Implications for practice
It is clear from this systematic integrative review that women suffer psychologically after a diagnosis of breast cancer (especially in the first 2 years). It was evident that any intervention focusing on positive aspects of ongoing life assists in a positive psychological recovery. Those identified in the findings as being at particular risk were: younger women, women with more advanced disease at first presentation, those who lack natural optimism (possibly indicating pre-morbid mental health disorder or lack of personal resilience), those with a previous mental illness, and those who lived alone with few psychosocial supports.

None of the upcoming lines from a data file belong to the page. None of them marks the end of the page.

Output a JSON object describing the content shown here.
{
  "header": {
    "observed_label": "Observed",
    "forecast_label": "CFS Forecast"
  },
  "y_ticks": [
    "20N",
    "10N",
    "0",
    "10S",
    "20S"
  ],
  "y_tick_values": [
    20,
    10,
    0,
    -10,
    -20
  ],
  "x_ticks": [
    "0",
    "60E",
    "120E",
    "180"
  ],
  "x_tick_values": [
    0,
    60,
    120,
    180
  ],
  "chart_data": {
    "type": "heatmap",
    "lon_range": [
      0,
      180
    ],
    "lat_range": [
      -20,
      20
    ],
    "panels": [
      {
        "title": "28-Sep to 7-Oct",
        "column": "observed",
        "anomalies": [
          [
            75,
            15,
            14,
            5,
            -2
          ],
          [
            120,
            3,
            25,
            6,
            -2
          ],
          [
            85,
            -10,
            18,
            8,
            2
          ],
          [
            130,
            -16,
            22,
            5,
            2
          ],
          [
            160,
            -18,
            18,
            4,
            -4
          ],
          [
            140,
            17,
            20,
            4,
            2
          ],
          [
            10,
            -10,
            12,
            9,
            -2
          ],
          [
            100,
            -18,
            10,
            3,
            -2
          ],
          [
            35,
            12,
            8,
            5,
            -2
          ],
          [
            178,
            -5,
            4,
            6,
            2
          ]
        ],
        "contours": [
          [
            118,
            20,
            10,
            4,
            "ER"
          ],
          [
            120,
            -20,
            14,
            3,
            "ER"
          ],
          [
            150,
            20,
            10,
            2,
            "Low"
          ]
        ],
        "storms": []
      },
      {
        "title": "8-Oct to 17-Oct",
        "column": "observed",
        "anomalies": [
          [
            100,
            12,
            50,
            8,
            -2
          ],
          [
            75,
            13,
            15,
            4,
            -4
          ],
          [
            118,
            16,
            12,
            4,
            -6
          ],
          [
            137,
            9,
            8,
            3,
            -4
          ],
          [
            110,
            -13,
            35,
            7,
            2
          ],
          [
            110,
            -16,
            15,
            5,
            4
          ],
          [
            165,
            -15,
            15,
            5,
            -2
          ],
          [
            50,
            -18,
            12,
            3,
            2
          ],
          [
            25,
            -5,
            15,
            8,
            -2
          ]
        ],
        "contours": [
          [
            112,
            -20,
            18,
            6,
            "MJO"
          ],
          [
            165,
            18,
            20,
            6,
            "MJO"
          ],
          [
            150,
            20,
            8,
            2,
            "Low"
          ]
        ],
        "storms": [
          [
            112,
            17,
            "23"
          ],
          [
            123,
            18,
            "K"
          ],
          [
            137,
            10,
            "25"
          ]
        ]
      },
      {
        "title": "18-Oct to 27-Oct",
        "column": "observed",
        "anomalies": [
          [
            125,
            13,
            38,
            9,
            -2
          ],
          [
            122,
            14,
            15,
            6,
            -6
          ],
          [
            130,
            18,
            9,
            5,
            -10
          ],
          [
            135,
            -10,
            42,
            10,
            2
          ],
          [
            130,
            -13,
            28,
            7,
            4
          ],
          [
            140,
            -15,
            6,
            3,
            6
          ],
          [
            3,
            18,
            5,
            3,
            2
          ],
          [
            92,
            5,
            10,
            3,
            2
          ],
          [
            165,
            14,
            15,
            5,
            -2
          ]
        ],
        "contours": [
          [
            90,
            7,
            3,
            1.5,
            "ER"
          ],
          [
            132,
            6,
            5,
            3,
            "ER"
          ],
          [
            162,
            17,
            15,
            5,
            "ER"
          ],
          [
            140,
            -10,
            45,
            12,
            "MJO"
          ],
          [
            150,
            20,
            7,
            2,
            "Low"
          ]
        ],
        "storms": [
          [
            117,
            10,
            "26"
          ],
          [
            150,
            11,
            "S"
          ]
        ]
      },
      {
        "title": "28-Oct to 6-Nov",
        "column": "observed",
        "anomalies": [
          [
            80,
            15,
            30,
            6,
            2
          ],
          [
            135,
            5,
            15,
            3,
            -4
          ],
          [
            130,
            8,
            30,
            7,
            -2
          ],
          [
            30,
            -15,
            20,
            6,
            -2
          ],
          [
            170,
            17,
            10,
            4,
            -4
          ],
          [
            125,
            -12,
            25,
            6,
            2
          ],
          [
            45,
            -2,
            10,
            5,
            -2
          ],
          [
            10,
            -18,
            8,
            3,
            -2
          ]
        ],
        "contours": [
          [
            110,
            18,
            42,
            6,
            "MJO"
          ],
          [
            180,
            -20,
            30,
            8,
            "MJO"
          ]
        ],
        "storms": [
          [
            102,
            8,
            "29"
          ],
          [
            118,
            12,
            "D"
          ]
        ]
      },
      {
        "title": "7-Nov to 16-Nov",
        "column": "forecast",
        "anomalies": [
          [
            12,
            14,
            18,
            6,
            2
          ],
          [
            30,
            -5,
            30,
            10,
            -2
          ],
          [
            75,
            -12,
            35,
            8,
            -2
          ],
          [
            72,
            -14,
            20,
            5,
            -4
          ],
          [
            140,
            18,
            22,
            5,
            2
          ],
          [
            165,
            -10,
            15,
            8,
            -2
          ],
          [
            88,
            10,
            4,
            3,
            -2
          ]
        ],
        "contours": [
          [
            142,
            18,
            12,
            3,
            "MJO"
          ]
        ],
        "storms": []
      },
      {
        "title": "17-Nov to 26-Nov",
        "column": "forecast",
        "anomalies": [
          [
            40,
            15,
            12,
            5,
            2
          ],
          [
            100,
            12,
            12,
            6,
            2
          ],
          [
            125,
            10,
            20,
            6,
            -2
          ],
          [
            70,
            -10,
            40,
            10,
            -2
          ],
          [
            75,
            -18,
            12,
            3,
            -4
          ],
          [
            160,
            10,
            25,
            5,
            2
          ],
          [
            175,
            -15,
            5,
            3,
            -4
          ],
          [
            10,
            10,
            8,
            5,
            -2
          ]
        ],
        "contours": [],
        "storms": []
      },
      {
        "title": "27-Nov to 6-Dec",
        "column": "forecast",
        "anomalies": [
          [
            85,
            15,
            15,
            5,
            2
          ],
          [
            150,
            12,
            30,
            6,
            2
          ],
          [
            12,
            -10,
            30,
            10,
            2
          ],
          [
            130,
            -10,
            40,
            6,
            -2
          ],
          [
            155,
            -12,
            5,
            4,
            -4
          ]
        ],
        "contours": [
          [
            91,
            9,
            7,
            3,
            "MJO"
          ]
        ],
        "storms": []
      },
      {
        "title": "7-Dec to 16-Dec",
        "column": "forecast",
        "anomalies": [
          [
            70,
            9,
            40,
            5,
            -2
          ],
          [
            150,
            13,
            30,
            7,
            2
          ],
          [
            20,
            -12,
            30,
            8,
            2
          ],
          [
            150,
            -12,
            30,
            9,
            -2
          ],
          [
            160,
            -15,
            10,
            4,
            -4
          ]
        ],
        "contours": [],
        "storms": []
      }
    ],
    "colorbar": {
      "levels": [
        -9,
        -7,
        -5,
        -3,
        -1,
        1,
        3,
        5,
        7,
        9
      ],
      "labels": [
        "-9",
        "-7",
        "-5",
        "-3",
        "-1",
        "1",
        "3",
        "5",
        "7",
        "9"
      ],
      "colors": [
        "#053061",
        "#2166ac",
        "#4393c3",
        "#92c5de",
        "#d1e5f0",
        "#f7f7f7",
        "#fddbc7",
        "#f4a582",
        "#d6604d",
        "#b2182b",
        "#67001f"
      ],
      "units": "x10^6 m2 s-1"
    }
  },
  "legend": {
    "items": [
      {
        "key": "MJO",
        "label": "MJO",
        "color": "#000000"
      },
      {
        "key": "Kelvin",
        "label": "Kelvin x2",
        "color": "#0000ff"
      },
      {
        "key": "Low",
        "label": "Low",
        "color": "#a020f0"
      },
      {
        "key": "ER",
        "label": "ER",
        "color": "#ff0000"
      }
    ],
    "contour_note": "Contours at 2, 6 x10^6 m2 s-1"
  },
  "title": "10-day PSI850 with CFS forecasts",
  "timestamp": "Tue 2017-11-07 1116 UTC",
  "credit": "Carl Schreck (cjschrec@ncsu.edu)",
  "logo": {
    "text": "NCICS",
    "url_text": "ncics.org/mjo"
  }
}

Working with women in the early stages post diagnosis and treatment may be key to enhancing resilience as a means of positive and functional adaptation. Building personal resilience through clinical interactions as described in previous resilience literature offers a means to assist the woman to resist depression and other mental illness (Edward, 2005; 2013; Edward and Warelow, 2005; Earvolino-Ramirez, 2007; Edward et al, 2009). Interventions that promote resilience and specifically target QoL are not routinely offered to women with breast cancer in the early treatment phase. These types of interventions—including self-management training, involvement in social support activities (including those offered in virtual environments), assessment of resilient qualities and shared planning—related to potential crises that may occur, and linkage to appropriate services in a timely manner can further offer improvements to QoL, mental wellbeing and resilience.
Limitations
The limitations of this review include the level of evidence of the returned papers (only two were graded as high level), highlighting that higher grade of evidence is required in this research area. In addition, the studies reviewed reflected small sample sizes, often not accounting for the age, race, social status, and previous mental status, stage of disease or extent of treatment required, thus limiting the possibility of generalising the findings to all populations. However, the findings can inform clinicians of the benefits of actively assisting women, especially in the first 2 years following diagnosis, in finding a new normal, a time frame that has not been previously reviewed.
Conclusion
This systematic review considered QoL and resilience for women who had recently been diagnosed and survived breast cancer. Since survivorship of women with breast cancer has improved, early and tailored interventions offer a means of improving QoL and potentially enhancing resilient coping for these women. In addition, building resilience when working with this patient group offers a foundation to enable self-management behaviours.
The findings of this review highlight that only one study has examined the notion of resilience for women with breast cancer, indicating that there is a significant gap in the evidence base. Given the importance of working with people's strengths during their healthcare experience, more evidence is required to inform clinical practice.